史郎は、目の前の二人の王女、シレーネとマリーネとの会話に集中することにした。
-------------------------------------------------------------------
「まず、モリーネを助けてくれたことに対してお礼を言わせてほしいの」
シレーネが俺の目をまっ直ぐに見る。
「妹を助けてくれて、本当にありがとう」
彼女は、少し頭を下げる。
「お気にせず。 成りゆきでそうなっただけですから。それより、陛下のことについて、お后様からお話は?」
「ええ、聞きました。 妹に続き、父まで助けてくださり、本当にありがとう」
今度は、リーヴァスさんにもたれ掛かっていたマリーネも居ずまいを正して、頭を下げた。
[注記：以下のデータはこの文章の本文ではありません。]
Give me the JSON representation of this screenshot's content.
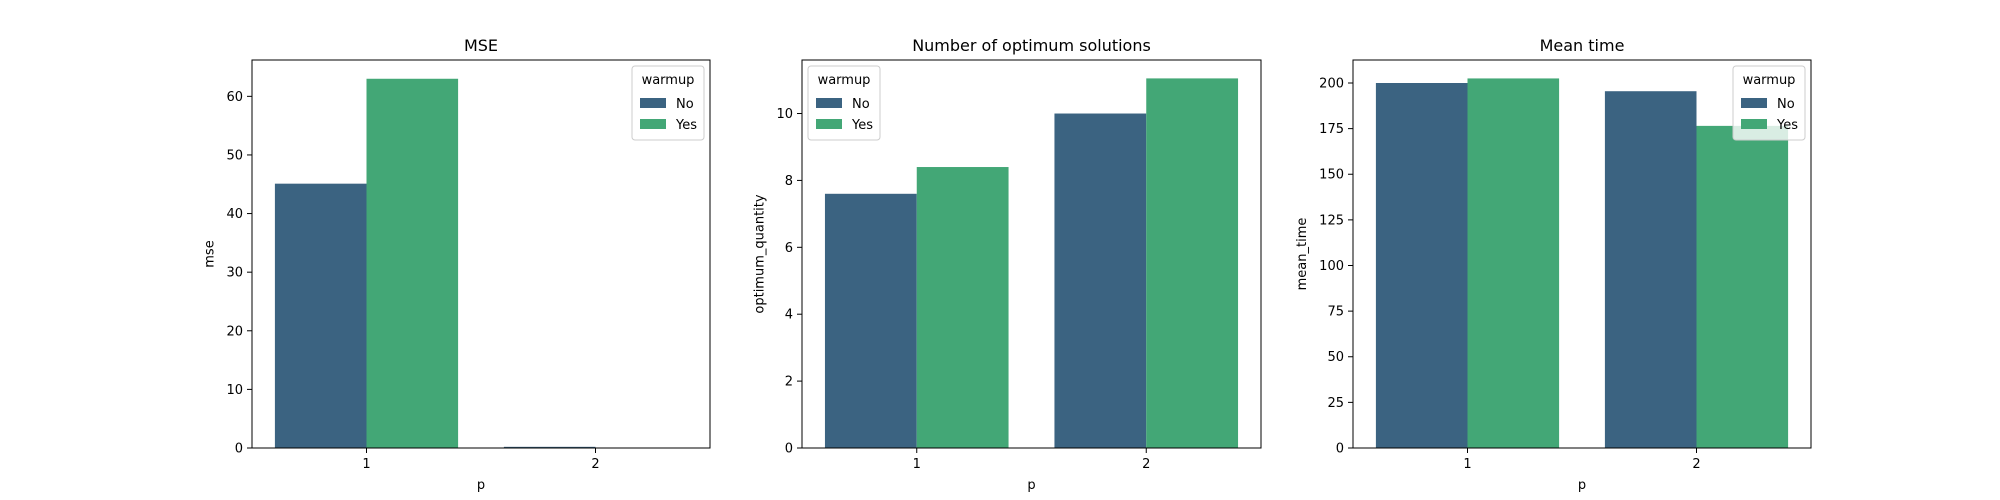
{
  "colors": {
    "no": "#3b6381",
    "yes": "#43a776",
    "axis": "#000000",
    "legend_border": "#cccccc"
  },
  "legend": {
    "title": "warmup",
    "entries": [
      "No",
      "Yes"
    ]
  },
  "chart_data": [
    {
      "type": "bar",
      "title": "MSE",
      "xlabel": "p",
      "ylabel": "mse",
      "categories": [
        "1",
        "2"
      ],
      "series": [
        {
          "name": "No",
          "values": [
            45.1,
            0.2
          ]
        },
        {
          "name": "Yes",
          "values": [
            63.0,
            0.0
          ]
        }
      ],
      "ylim": [
        0,
        66.2
      ],
      "yticks": [
        0,
        10,
        20,
        30,
        40,
        50,
        60
      ],
      "grid": false,
      "legend_position": "top-right"
    },
    {
      "type": "bar",
      "title": "Number of optimum solutions",
      "xlabel": "p",
      "ylabel": "optimum_quantity",
      "categories": [
        "1",
        "2"
      ],
      "series": [
        {
          "name": "No",
          "values": [
            7.6,
            10.0
          ]
        },
        {
          "name": "Yes",
          "values": [
            8.4,
            11.05
          ]
        }
      ],
      "ylim": [
        0,
        11.6
      ],
      "yticks": [
        0,
        2,
        4,
        6,
        8,
        10
      ],
      "grid": false,
      "legend_position": "top-left"
    },
    {
      "type": "bar",
      "title": "Mean time",
      "xlabel": "p",
      "ylabel": "mean_time",
      "categories": [
        "1",
        "2"
      ],
      "series": [
        {
          "name": "No",
          "values": [
            200.0,
            195.5
          ]
        },
        {
          "name": "Yes",
          "values": [
            202.5,
            176.5
          ]
        }
      ],
      "ylim": [
        0,
        212.6
      ],
      "yticks": [
        0,
        25,
        50,
        75,
        100,
        125,
        150,
        175,
        200
      ],
      "grid": false,
      "legend_position": "top-right"
    }
  ]
}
「たまたま毒に気がついただけです。それより、お后様から毒の話を聞いたのは、いつのことでしょう」
シレーネは、少し頭をかしげてから答えた。
「ポリーネの治療があった日だから……10日前になるわ」
10日前というと、毒の件が明らかになった翌日である。
「他に、このことを知っている人はいますか?」
「家族と、ほんの一握りの側近だけだと思うわ。 公になっているなら、今頃お城は大騒ぎよ」
それもそうだ。
「その側近の名前を、うかがってもよろしいか?」
「ええ、いいですよ。 シローは、犯人を捕まえたいの?」
俺は、慎重に言葉を選んだ。
「俺は、この国の人間ではありませんから、誰かを裁こうなどとは考えていませんよ。
しかし、モリーネさんの関係者が命を狙われて、黙っているわけにもいきません。
犯人を見つけたら、後はお国に任せるつもりです」
「ふーん、そうなのね」
彼女は、しばらく何か考えているようだった。
「妹達を狙う一連の事件が起きて、一番疑われているのは私なの」
シレーネは、溜めていたものを吐きだすように言葉にした。
「このマリーネが乗った馬車が崖から落ちた時も、私のアリバイが無い時間だった。
ポリーネの時もそう。 皆、はっきりとは言わないけれど、私を疑っているの」
「私は違うわ! お姉様が、そんなことをするはずないもの!」
マリーネが興奮して、おもわず家族内での口調になっている。
「ありがとう。 マリーネ。 でも、多くの人が私を疑っているのは間違いないわ」
「シレーネさんだけ、何も起きていないんですか?」
「ええ、私は一度も襲われたことも、狙撃されたことも無いの」
シレーネは、暗い顔で俯いている。
「念のため確認しておきますが、王位継承権は、どのようになっていますか」
「第一位は母、次が私、次が二女のコリーダ、次はモリーネね」
「なるほど」
俺は次にしたい質問を口に出そうとしたが、それを騎士の警告がさえぎった。
「姫様! お気を付けください!」
俺が、あずま屋の外に走りでると、地面を大きな影が横ぎった。
空か!
見あげると、巨大なはねを持つ、とかげのようなものが数匹、空を舞っている。
騎士が叫ぶ。
「ワイバーンです! そこから出ないでください!」
俺は、一旦、あずま屋の中に戻った。
しかし、それは襲撃者の思うつぼだったようだ。
ワイバーンが、足に掴んだ何かを落とす。
それが、あずま屋の屋根にぶつかったとたん、閃光を上げ爆発した。
あずま屋がぺしゃんこにつぶれる。
つぶれたあずま屋の上に落ちてきたものが、次々と爆発した。